# My Klipsch Heritage Home Theater



## Rudy81 (Aug 5, 2009)

I am rather new to the forum, so am adding my gear list. BTW, I really like REW and appreciate it's capabilities. Thanks to all concerned. 

Quite a bit of stuff ended up being DIY whenever possible. 

My HT is a 7.1 system with a 120" screen.

L & R mains- Klipschorns modified to include ALK Universal crossovers, Trachorns, JBL 2470 drivers, Eminence APT-150 tweeters, Bob Crites woofers.

Center- Klipsch La Scala. Also ALK network, Trachorns, JBL mid driver, Crites CT-125 tweeter.

Side and rear effects - Klipsch Cornwalls.

Subwoofer - Currently SVS 20-39 PC+, waiting for Klipsch RSW-15 to arrive.

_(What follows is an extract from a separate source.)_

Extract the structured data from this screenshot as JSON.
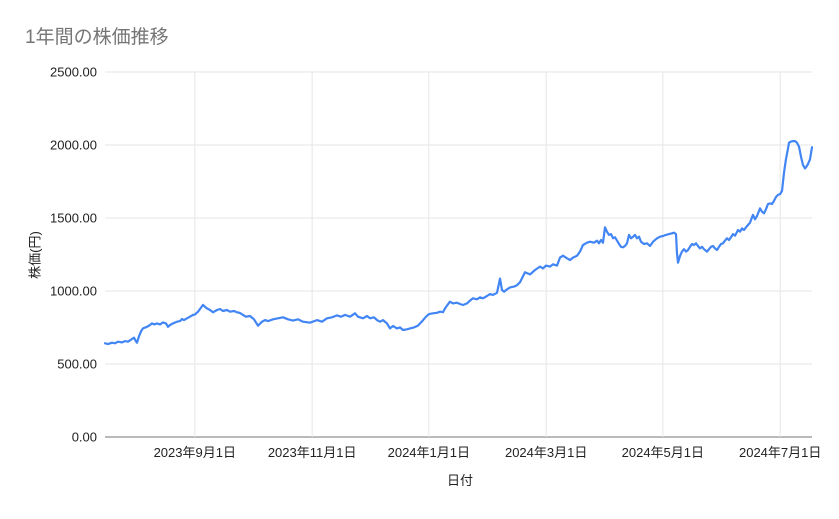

Amplification - Parasound HALO A52, A23.

Pre/Pro - Integra DHC 9.9

Blu-Ray - Panasonic BD-55

DVD/SACD - Denon 2910

DIY HTPC - My cd collection ripped to .flac

Primary screen - DIY 120" screen. Dalite High Power, high gain screen. DIY frame.

Projector - Sharp Z12000 

Secondary screen - Asus 24" LCD

Cables and Interconnects - Canare DIY connectors. Canare Quad IV speaker cable.

DIY Quadratic diffusers, Bass traps, HF absorbers.


----------